Visão geral
A Crise de Combustível no Brasil de 2026 refere-se a um período de escassez e aumento significativo nos preços do óleo diesel, especialmente na região Sul do país. A crise foi impulsionada por fatores internacionais, como a guerra no Irã, que impactou a cadeia global de petróleo, e questões logísticas internas. A escassez levou à suspensão de serviços não essenciais em municípios afetados e à implementação de medidas governamentais para mitigar os impactos.
Contexto histórico e desenvolvimento
Desde o início dos ataques dos Estados Unidos e de Israel ao Irã em 28 de fevereiro de 2026, o preço do litro do óleo diesel no Brasil subiu cerca de 20%. O Brasil importa aproximadamente 30% do diesel que consome, tornando-o vulnerável às flutuações do mercado internacional. A Agência Nacional do Petróleo, Gás Natural e Biocombustíveis (ANP) inicialmente atribuiu a escassez a questões logísticas, e não à falta de produtos. No Rio Grande do Sul, a situação se agravou, com o número de municípios relatando escassez de diesel subindo de 142 para 166 em menos de uma semana. Prefeituras foram forçadas a priorizar o uso do combustível para serviços essenciais, como saúde e transporte de pacientes, suspendendo obras e atividades que dependiam de maquinário. O governo federal implementou medidas como a zeragem das alíquotas de PIS e Cofins sobre o diesel e a subvenção de R$ 0,32 por litro para empresas produtoras ou importadoras, buscando suavizar o repasse dos aumentos ao consumidor final. A Petrobras também reajustou o preço do diesel em R$ 0,38, mas o impacto nas bombas foi atenuado pelas ações governamentais.
Linha do tempo
- 28 de fevereiro de 2026: Início dos ataques dos Estados Unidos e de Israel ao Irã, impactando o mercado global de petróleo.
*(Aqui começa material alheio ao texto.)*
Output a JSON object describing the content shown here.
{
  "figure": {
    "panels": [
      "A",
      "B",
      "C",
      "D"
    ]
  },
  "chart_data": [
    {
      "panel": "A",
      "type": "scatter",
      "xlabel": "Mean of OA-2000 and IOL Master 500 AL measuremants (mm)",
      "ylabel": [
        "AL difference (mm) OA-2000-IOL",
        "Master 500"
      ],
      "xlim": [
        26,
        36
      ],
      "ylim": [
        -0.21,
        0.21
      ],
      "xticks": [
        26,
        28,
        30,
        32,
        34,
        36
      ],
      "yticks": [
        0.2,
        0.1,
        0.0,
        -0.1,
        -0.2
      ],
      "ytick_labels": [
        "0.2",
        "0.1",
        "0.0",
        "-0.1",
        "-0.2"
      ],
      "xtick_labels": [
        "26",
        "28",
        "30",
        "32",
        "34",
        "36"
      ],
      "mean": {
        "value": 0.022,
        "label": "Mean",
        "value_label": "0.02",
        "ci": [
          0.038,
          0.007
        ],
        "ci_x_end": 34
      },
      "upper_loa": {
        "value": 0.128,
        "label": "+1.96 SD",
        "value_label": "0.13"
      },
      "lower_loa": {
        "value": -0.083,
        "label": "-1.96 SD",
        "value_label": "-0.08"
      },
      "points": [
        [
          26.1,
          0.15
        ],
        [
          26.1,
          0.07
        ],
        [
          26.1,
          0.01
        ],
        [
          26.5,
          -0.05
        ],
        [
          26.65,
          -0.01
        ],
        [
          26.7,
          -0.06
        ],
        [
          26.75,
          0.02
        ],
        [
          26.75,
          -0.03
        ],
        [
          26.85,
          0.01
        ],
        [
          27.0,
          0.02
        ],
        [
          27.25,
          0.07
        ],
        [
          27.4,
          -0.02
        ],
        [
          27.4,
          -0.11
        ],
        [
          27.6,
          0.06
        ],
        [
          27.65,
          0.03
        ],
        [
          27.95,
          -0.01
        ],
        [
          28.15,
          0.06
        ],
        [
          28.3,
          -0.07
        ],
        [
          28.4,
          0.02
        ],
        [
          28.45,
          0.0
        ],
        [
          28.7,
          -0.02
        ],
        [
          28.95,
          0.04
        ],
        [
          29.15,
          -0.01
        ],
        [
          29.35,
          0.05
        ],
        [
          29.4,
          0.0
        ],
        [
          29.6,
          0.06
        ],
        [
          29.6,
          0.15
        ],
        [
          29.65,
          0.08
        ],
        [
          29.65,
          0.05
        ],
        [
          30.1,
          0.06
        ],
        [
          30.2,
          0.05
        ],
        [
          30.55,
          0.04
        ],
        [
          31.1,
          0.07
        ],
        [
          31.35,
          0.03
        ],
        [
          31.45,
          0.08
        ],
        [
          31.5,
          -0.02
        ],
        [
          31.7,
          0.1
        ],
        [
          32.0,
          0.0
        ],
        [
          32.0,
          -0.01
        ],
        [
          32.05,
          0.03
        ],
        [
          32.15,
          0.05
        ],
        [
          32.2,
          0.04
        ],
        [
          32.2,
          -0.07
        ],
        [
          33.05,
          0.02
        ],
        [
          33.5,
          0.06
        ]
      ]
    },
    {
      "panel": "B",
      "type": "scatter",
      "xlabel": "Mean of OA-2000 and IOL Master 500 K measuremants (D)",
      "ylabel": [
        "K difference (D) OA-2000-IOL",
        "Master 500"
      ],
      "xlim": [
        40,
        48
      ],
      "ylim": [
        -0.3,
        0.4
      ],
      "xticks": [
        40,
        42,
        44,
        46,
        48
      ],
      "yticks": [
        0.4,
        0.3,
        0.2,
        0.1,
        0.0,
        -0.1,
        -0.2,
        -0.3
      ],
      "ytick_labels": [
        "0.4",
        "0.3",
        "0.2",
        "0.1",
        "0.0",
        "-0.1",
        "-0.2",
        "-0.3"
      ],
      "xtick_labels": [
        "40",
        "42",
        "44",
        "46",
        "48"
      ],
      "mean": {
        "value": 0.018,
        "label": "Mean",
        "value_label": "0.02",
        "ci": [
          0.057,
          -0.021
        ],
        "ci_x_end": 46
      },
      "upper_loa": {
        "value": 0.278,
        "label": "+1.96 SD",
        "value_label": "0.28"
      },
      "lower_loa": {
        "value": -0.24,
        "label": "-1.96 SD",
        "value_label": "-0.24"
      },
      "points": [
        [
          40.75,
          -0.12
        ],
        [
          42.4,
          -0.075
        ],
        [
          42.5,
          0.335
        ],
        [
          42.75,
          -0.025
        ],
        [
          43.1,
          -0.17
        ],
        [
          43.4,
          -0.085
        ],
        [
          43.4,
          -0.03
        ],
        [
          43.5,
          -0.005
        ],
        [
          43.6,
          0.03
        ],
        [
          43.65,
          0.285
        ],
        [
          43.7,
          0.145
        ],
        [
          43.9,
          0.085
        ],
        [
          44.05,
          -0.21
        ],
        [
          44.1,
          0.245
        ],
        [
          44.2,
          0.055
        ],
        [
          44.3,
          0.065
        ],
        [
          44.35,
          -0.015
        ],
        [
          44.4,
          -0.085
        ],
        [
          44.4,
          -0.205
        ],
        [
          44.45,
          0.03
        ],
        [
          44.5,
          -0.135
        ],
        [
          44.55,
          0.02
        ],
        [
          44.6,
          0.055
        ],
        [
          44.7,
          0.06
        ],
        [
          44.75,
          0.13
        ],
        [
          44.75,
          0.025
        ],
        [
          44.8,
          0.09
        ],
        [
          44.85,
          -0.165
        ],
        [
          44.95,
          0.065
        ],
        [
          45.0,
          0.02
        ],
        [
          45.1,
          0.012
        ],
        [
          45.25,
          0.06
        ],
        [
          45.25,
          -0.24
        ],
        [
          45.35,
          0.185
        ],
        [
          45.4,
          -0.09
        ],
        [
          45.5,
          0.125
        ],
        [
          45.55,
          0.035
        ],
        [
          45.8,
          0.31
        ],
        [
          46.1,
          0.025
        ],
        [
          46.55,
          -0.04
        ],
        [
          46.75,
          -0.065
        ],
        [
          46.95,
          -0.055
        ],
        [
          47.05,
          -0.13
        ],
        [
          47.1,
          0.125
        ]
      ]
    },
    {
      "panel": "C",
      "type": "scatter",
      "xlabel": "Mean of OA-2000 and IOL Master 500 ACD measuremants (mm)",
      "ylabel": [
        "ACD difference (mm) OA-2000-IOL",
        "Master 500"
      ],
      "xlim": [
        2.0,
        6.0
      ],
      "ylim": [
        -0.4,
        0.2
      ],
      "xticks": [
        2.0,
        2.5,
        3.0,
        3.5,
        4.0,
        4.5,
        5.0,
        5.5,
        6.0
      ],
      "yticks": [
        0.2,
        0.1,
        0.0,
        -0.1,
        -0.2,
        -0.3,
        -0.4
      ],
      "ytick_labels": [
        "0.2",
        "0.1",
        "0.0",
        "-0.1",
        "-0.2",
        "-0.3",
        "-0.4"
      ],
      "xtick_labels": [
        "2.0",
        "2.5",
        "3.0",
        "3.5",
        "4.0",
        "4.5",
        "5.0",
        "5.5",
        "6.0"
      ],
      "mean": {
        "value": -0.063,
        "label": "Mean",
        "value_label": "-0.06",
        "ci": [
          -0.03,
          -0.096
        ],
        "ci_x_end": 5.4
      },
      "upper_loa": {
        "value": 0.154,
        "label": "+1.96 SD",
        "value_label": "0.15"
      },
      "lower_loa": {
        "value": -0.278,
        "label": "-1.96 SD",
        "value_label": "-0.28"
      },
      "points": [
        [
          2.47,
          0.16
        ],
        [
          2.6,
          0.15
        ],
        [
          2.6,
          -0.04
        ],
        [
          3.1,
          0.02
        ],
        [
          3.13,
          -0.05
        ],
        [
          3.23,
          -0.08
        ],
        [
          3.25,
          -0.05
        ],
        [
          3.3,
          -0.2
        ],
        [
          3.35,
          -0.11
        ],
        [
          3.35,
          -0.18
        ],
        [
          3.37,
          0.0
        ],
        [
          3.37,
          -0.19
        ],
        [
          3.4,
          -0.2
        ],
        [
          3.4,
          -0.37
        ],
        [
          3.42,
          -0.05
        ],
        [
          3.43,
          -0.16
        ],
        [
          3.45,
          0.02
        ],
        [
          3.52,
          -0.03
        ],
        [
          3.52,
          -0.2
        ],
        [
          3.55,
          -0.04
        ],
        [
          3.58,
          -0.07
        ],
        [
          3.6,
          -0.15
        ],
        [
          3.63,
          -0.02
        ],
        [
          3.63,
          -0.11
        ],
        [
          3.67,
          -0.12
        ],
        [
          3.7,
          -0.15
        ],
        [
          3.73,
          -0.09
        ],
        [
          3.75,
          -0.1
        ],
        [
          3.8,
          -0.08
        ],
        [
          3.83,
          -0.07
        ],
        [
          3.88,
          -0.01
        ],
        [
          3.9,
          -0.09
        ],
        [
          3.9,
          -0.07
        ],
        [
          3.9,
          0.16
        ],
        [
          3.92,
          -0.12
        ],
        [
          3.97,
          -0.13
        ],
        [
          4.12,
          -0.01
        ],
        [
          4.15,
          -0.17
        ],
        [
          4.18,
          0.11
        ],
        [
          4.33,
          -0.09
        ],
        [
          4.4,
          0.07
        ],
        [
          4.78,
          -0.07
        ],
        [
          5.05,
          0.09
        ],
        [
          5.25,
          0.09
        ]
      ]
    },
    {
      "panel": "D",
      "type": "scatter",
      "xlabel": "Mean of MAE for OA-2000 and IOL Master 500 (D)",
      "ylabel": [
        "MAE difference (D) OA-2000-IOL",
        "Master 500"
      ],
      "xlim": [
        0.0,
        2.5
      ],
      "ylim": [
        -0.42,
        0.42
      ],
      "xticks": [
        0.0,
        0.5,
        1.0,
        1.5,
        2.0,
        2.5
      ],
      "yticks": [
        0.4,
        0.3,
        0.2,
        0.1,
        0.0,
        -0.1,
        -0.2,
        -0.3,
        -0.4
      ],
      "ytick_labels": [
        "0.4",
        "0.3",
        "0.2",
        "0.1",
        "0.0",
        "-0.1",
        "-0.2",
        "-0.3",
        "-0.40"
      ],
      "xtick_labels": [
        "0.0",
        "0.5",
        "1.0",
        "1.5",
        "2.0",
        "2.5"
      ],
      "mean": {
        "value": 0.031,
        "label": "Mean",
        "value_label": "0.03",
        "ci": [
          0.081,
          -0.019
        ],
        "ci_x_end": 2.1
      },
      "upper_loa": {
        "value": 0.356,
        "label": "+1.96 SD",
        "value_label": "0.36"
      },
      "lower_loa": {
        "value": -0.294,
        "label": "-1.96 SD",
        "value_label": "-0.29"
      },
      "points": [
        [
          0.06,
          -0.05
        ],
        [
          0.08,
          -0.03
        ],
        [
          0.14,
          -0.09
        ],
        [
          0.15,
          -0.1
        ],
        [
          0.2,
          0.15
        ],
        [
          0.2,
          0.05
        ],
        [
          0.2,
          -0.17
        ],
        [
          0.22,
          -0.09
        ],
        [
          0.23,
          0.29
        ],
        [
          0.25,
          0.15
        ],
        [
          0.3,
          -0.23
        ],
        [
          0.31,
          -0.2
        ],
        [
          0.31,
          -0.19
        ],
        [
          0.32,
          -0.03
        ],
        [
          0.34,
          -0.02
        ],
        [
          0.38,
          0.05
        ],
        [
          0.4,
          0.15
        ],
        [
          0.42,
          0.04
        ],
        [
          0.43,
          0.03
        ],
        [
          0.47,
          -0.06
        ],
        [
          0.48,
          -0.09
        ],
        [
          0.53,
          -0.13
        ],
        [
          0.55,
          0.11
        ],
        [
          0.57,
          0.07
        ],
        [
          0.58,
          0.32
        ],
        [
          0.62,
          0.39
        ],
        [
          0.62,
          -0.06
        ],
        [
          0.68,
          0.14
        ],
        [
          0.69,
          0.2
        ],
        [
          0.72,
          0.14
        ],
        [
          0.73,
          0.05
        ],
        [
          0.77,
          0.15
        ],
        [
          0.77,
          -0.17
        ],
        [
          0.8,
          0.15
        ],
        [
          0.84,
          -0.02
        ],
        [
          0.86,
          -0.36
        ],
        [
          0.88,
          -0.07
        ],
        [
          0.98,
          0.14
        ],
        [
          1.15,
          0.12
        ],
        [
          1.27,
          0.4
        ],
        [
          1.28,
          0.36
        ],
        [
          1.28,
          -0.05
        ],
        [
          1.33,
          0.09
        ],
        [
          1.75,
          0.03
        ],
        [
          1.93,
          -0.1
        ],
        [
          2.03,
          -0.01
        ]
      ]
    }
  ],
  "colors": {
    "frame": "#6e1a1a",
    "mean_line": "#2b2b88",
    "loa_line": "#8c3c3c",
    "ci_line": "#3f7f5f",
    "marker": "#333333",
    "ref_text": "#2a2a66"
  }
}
- 14 de março de 2026: Petrobras reajusta o preço do óleo diesel em R$ 0,38.
- 19 de março de 2026: Levantamento aponta falta de diesel em 142 municípios gaúchos.
- 25 de março de 2026: O número de municípios gaúchos com escassez de diesel sobe para 166. Dois municípios, Formigueiro e Tupanciretã, declaram estado de emergência.
Principais atores
- Governo Federal do Brasil: Implementou medidas como zeragem de impostos e subvenção para mitigar a crise.
- Agência Nacional do Petróleo, Gás Natural e Biocombustíveis (ANP): Órgão regulador do setor, responsável pela fiscalização e monitoramento da situação do abastecimento.
- Federação das Associações de Municípios do Rio Grande do Sul (Famurs): Monitorou e divulgou os dados sobre a escassez de diesel nos municípios gaúchos.
- Petrobras: Principal fornecedora de combustível no Brasil, realizou reajustes de preços.
- Municípios do Rio Grande do Sul: Especialmente os 166 afetados pela escassez, que precisaram redirecionar o uso do diesel para serviços essenciais.
- Estados Unidos e Israel: Envolvidos em conflito com o Irã, que impactou o preço global do petróleo.
- Irã: País envolvido em conflito, que afetou a cadeia global de petróleo.
Termos importantes
- Óleo diesel: Principal combustível para veículos de carga, transporte público e máquinas agrícolas, sendo o derivado de petróleo mais afetado pela crise.
- PIS/Cofins: Contribuições sociais federais que incidem sobre o diesel, cujas alíquotas foram zeradas pelo governo para reduzir o preço final.
- Subvenção: Espécie de reembolso ou auxílio financeiro concedido pelo governo às empresas (neste caso, de R$ 0,32 por litro de diesel) para atenuar custos e preços.
- Cadeia global do petróleo: Conjunto de processos que envolvem a exploração, produção, refino, transporte e comercialização do petróleo e seus derivados em escala mundial, sendo sensível a eventos geopolíticos.
- Questões logísticas: Problemas relacionados ao transporte, armazenamento e distribuição do combustível, que podem causar escassez mesmo na ausência de falta de produto.